Yolande Bashing, c’est Baptiste L., comédien lillois « échappé » du groupe électro-punk Les Dents dans le but d’oeuvrer en solo. Dans ce cadre, il s’adonne à une chanson électro lo-fi, où désenchantement et colère groovante lui servent de déversoir. Doué avec les mots, doué avec ses synthés, minimal pour au final générer un effet maximal, il fait sensation avec ce premier album, Yolande et l’amour.
Les linges sales, d’entrée de jeu, honore les mots, installe une électro vive et dénudée, au rythme entraînant. On pressent déjà que le Nordiste a su, avec brio, établir son propre terrain sonore et verbal. Terreau électro, engrais chanson, semis de désabus, pluie de sons simples suffisent à rendre la récolte fructueuse. L’inventivité audible ici se pare d’atours parfois cold, de sons de basse qui feront onduler (Abscès, avec Aurélien Gainetdinoff). Sur le dit titre, les voix se complètent joliment, les claviers virevoltent et nous embarquent. Les vivants cite indirectement Brel en son début, le refrain imaginatif s’incruste dans les têtes. L’énergie mélancolique de Yolande Bashing constitue l’un de ses atouts, il va « s’amuser à réparer les vivants » et ici c’est sa création sonore, tordue et captivante, qui nous fait du bien, qui quelque part nous répare.

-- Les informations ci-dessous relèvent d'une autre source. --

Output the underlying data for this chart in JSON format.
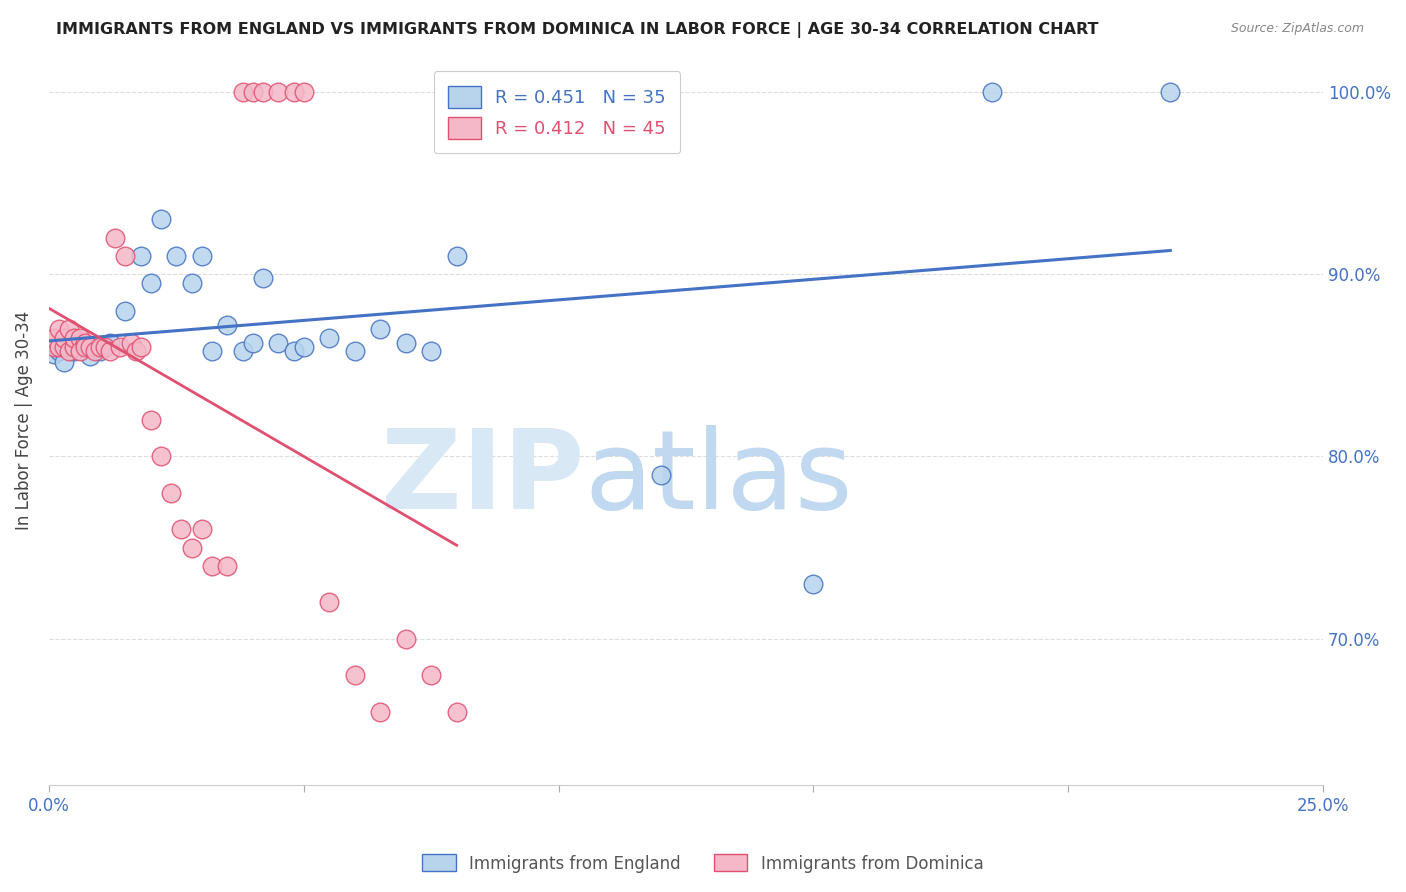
{
  "title": "IMMIGRANTS FROM ENGLAND VS IMMIGRANTS FROM DOMINICA IN LABOR FORCE | AGE 30-34 CORRELATION CHART",
  "source": "Source: ZipAtlas.com",
  "ylabel": "In Labor Force | Age 30-34",
  "england_R": 0.451,
  "england_N": 35,
  "dominica_R": 0.412,
  "dominica_N": 45,
  "england_color": "#b8d4ed",
  "dominica_color": "#f5b8c8",
  "england_line_color": "#4472c4",
  "dominica_line_color": "#e05070",
  "watermark_zip_color": "#d8e8f5",
  "watermark_atlas_color": "#c0d8f0",
  "background_color": "#ffffff",
  "england_x": [
    0.001,
    0.002,
    0.003,
    0.004,
    0.005,
    0.006,
    0.007,
    0.008,
    0.01,
    0.012,
    0.015,
    0.018,
    0.02,
    0.022,
    0.025,
    0.028,
    0.03,
    0.032,
    0.035,
    0.038,
    0.04,
    0.042,
    0.045,
    0.048,
    0.05,
    0.055,
    0.06,
    0.065,
    0.07,
    0.075,
    0.08,
    0.12,
    0.15,
    0.185,
    0.22
  ],
  "england_y": [
    0.856,
    0.858,
    0.852,
    0.86,
    0.858,
    0.862,
    0.86,
    0.855,
    0.858,
    0.862,
    0.88,
    0.91,
    0.895,
    0.93,
    0.91,
    0.895,
    0.91,
    0.858,
    0.872,
    0.858,
    0.862,
    0.898,
    0.862,
    0.858,
    0.86,
    0.865,
    0.858,
    0.87,
    0.862,
    0.858,
    0.91,
    0.79,
    0.73,
    1.0,
    1.0
  ],
  "dominica_x": [
    0.001,
    0.001,
    0.002,
    0.002,
    0.003,
    0.003,
    0.004,
    0.004,
    0.005,
    0.005,
    0.006,
    0.006,
    0.007,
    0.007,
    0.008,
    0.009,
    0.01,
    0.011,
    0.012,
    0.013,
    0.014,
    0.015,
    0.016,
    0.017,
    0.018,
    0.02,
    0.022,
    0.024,
    0.026,
    0.028,
    0.03,
    0.032,
    0.035,
    0.038,
    0.04,
    0.042,
    0.045,
    0.048,
    0.05,
    0.055,
    0.06,
    0.065,
    0.07,
    0.075,
    0.08
  ],
  "dominica_y": [
    0.86,
    0.865,
    0.86,
    0.87,
    0.86,
    0.865,
    0.858,
    0.87,
    0.86,
    0.865,
    0.865,
    0.858,
    0.862,
    0.86,
    0.86,
    0.858,
    0.86,
    0.86,
    0.858,
    0.92,
    0.86,
    0.91,
    0.862,
    0.858,
    0.86,
    0.82,
    0.8,
    0.78,
    0.76,
    0.75,
    0.76,
    0.74,
    0.74,
    1.0,
    1.0,
    1.0,
    1.0,
    1.0,
    1.0,
    0.72,
    0.68,
    0.66,
    0.7,
    0.68,
    0.66
  ],
  "xlim": [
    0.0,
    0.25
  ],
  "ylim": [
    0.62,
    1.02
  ],
  "grid_color": "#dddddd",
  "tick_color": "#4472c4",
  "title_color": "#222222",
  "source_color": "#888888",
  "ylabel_color": "#444444"
}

Claude (feat. Mardi) poursuit dans cette veine lettrée, des sons tranchants le zèbrent. Musicalement, on tient avec ce type de disque quelque chose de précieux, éloigné des conventions. Le genre est d’ailleurs difficile à définir, on s’en moque bien car c’est justement la différence, le rendu fuyant l’habituel, qu’on devrait tous rechercher. En ce sens et en toute simplicité, Yolande Bashing satisfait notre soif d’ailleurs. Partager fait mouche avec sa trame ondulante, ses textes qui donnent matière à réflexion. Du chou démarre doucement puis s’emballe, à la fois rythmé et nébuleux. Le chant et sa fantaisie verbale m’y fait penser aux Young Gods, ceux de Only heaven. Les sons, autour, partent dans une farandole folle.
Plus loin, Mes amis se fait cold, cite du prénom à tout-va. On est frappé, une fois de plus, par les bonnes idées développées, le tout sans jamais s’y perdre. En se faisant autre, Yolande Bashing reste, à l’arrivée, accessible. Plonger sous Marine (feat. Demain Rapides) déploie lui une cadence saccadée, la diction hip-hop de l’intervenant apporte un plus. Aujourd’hui est sombre et (pas) sobre, grave et léger. Avec rien ou presque, avec, avant tout, de l’ingéniosité, Baptiste s’en sort avec les honneurs. Il achève son oeuvre avec Réalité, celle que visiblement il connaît, et dépeint, avec justesse. Taillée dans une électro souterraine, l’ultime morceau laisse derrière ses ultimes notes un essai bluffant, qui nous révèle un projet mené de main de maître par un homme un peu touche à tout « qui réussit tout ».